The Layered Architecture
Relaton spans five distinct layers:
| Layer | Description |
|---|---|
| ISO 690 | The international standard defining the conceptual framework for bibliographic references |
| Information Model | Relaton's BibliographicItem with 14 entities, 60+ relation types, and 28+ organization flavors |
| Serializations | YAML, XML, BibTeX, AsciiBib, and JSON-LD interchange formats |
| Auto-Fetch | Flavor gems that retrieve metadata from 27+ SDO datasets by publication identifier alone |
| Rendering | Formatted citations in ISO 690, APA, MLA, and custom styles via relaton-render |
The Problem We Solve
Before Relaton, each standards organization had its own bibliographic data format, identifier scheme, and citation conventions. This made it impossible to:
- Cross-reference documents from different organizations
- Build tools that work across the standards ecosystem
- Maintain consistent citation quality in standards authoring
- Create machine-readable bibliographic databases
Relaton solves this by providing one unified model that maps to all major standards organizations — and by automating the fetching of bibliographic data so that users need only provide a publication identifier.
Beyond BibTeX
Relaton is significantly more expressive than traditional solutions like BibTeX. Where BibTeX offers a flat key-value structure with ~40 fields, Relaton's model implements the full depth of ISO 690:
- Hierarchical localities — volume, issue, page ranges, and discontinuous extents (e.g. "pp. 1, 5")
- Typed relations — 60+ semantic relations between documents (replaces, amends, derives, hasPart, etc.)
- Multi-script titles — titles in multiple languages and writing systems
- Contributor roles — author, editor, publisher, affiliations, and organizational hierarchy
- Document lifecycle — publication stages, supplements, amendment tracking
Auto-Fetch by Publication Identifier
Relaton's flavor architecture enables automatic retrieval of bibliographic metadata. Given only a publication identifier (e.g. ISO 19115-1:2014 or RFC 8446), Relaton:
- Routes the identifier to the correct SDO-specific processor (flavor gem)
- Queries the organization's dataset
- Returns a fully structured BibliographicItem
This eliminates the need to manually maintain bibliographic citations. The system maintains indexed datasets covering all 27+ supported organizations.
View supported organizations →
Who Uses Relaton
Key adopters of Relaton:
- IETF (Internet Engineering Task Force) — bibliographic data for RFCs and Internet-Drafts
- BIPM (International Bureau of Weights and Measures) — SI Brochure and Metrologia references
- OIML (International Organization of Legal Metrology) — via Relaton-BIPM
- Metanorma — the standards authoring platform uses Relaton for all bibliographic processing
- Ribose — open source platform for standards development
The Ecosystem
| Component | Purpose | Link |
|---|---|---|
| relaton-bib | Core BibliographicItem model | GitHub |
| relaton | Cache management and gateway | GitHub |
| relaton-cli | Command-line interface | GitHub |
| relaton-render | Reference formatting (ISO 690 styles) | GitHub |
| 29 flavor gems | SDO-specific data retrieval | Software |
| relaton-models | UML model definitions and schemas | GitHub |
Open Source
Relaton is fully open source (MIT license), developed by Ribose. Contributions are welcome.
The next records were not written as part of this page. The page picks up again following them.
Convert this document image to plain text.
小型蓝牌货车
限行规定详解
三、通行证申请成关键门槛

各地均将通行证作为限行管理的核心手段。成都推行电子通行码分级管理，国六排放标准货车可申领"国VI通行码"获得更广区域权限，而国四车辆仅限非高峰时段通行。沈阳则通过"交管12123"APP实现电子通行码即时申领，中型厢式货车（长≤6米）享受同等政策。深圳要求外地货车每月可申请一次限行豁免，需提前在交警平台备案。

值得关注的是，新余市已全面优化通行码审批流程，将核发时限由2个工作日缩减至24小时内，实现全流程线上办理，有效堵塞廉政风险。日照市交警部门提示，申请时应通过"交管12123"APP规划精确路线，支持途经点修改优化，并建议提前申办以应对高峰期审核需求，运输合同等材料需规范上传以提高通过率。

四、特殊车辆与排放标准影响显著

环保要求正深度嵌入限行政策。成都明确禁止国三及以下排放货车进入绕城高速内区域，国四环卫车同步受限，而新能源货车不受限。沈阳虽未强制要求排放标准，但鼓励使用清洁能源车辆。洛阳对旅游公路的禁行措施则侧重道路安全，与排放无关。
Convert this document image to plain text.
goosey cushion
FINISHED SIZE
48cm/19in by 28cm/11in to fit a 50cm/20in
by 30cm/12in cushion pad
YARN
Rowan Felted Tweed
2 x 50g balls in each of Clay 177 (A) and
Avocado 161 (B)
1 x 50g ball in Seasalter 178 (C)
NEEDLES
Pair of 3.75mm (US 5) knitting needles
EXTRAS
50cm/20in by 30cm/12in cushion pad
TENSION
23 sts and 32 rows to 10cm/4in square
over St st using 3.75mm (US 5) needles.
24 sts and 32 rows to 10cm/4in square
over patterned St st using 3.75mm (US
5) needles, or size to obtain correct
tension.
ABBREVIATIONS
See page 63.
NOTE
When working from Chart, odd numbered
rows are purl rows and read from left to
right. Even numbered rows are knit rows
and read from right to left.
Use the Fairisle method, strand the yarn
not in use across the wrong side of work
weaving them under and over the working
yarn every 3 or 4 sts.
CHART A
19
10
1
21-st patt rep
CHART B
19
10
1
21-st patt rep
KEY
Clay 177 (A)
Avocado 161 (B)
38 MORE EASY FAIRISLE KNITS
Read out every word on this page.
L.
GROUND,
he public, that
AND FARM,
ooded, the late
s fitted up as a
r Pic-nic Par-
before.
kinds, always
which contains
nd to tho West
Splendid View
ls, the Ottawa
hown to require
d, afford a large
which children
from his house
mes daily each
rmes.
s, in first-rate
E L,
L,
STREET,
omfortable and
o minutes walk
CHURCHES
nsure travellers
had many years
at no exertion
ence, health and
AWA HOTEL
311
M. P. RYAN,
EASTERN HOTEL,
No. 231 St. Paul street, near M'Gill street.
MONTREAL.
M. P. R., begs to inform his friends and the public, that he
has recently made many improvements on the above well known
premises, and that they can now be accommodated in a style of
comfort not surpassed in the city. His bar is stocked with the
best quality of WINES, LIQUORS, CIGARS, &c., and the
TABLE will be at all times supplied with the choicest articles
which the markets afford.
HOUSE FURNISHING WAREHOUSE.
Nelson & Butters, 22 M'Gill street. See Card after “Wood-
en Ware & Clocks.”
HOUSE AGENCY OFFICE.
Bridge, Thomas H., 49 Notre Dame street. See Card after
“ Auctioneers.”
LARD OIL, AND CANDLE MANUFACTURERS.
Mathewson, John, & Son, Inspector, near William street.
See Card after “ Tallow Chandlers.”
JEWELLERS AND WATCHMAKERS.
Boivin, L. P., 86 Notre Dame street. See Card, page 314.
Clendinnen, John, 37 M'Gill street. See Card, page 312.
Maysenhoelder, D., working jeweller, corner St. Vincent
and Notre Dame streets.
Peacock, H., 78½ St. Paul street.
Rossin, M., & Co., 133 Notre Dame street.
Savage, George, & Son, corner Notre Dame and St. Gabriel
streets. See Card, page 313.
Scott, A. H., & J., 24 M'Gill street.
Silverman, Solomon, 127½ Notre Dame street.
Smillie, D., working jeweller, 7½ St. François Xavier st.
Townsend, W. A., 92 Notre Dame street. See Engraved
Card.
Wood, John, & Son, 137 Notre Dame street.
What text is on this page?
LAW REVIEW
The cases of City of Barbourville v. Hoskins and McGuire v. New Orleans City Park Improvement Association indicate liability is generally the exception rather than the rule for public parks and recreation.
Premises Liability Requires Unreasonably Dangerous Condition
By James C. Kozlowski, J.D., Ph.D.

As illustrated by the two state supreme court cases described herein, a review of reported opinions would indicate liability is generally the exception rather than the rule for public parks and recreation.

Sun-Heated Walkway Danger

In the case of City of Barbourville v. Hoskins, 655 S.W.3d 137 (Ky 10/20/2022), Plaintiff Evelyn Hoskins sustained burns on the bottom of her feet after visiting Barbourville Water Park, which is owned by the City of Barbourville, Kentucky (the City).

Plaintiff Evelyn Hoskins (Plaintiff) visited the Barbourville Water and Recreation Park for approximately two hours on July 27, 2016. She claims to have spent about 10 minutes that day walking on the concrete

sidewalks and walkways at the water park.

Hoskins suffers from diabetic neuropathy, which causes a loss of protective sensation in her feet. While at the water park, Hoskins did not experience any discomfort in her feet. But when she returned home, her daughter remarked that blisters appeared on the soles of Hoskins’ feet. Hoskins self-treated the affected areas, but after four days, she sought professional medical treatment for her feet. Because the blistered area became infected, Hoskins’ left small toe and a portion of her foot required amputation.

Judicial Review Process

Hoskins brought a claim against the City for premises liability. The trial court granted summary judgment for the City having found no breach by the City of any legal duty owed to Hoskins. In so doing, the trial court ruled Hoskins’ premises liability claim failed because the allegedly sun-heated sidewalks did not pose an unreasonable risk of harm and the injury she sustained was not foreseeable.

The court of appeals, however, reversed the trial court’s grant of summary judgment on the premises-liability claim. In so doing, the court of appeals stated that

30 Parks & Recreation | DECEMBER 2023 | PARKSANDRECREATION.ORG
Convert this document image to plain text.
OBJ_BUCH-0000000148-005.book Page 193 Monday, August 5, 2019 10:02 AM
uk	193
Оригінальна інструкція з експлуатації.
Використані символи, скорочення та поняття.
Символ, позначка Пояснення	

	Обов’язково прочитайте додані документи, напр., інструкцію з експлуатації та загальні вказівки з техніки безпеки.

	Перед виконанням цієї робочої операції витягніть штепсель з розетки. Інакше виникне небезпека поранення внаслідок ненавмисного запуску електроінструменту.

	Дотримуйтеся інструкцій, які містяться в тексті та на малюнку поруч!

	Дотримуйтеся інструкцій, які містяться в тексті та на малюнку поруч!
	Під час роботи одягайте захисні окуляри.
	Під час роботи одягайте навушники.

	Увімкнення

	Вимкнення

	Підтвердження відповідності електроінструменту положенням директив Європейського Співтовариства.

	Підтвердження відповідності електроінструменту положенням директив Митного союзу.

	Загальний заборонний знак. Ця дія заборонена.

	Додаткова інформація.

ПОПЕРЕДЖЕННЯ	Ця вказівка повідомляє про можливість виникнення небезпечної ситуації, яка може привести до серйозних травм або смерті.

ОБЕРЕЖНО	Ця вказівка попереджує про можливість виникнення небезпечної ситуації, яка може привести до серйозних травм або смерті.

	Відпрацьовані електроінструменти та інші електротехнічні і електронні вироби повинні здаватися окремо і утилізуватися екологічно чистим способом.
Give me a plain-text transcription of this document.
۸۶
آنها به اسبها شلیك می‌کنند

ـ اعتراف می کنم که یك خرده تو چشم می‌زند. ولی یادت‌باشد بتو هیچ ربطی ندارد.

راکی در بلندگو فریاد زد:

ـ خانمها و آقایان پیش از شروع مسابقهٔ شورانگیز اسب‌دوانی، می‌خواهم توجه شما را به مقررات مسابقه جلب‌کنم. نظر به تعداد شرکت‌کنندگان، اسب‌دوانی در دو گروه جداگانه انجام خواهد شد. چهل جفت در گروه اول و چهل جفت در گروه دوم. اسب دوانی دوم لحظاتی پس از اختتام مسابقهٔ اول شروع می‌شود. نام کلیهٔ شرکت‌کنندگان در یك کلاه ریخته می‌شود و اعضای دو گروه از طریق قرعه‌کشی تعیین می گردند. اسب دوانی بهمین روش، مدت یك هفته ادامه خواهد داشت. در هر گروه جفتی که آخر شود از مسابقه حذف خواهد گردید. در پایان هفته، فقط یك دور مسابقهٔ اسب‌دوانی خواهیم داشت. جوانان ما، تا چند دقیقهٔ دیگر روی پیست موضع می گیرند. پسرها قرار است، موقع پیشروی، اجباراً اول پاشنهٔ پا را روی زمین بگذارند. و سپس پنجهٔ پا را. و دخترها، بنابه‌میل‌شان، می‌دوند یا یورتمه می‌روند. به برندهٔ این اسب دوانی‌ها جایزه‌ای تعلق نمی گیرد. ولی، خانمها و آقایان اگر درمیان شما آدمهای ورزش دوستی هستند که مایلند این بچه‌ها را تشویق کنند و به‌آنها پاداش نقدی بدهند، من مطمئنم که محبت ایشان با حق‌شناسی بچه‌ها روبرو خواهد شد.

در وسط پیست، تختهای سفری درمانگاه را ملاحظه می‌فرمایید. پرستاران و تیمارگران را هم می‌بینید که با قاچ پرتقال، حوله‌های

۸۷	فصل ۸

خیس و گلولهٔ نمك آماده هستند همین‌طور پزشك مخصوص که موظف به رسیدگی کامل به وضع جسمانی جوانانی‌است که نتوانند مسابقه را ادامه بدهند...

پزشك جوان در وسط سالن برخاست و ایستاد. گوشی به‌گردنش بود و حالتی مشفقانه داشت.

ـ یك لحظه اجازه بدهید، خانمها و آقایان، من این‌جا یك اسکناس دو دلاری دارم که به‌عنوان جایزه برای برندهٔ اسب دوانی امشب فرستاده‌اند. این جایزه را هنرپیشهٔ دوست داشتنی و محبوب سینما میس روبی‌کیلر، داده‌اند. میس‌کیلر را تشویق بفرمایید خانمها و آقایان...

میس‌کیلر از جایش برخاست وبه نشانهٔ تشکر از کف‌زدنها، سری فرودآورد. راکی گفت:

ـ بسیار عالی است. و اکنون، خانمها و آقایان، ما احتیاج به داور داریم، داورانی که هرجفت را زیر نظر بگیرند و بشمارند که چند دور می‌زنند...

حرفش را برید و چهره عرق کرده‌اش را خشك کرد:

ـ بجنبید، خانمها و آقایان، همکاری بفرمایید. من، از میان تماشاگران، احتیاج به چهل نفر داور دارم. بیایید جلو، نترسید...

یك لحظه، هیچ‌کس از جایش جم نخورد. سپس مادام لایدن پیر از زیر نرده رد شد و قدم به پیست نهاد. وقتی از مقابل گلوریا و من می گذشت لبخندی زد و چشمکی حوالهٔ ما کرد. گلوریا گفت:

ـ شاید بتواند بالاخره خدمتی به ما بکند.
The code lives across multiple repositories in the Relaton GitHub organization.
History
- Initial release as part of the Metanorma ecosystem
- Separation into standalone gem architecture
- Addition of flavor gems (ISO, IEC, IETF, IEEE, ITU, NIST, BIPM, etc.)
- Integration with IETF for RFC bibliographic data
- Integration with BIPM for SI Brochure and Metrologia references
- Addition of DOI (Crossref) and ISBN (OpenLibrary) support
- Formalization of relaton-models with UML and RelaxNG schemas
- Continued expansion of supported organizations (CCSDS, IANA, XSF, etc.)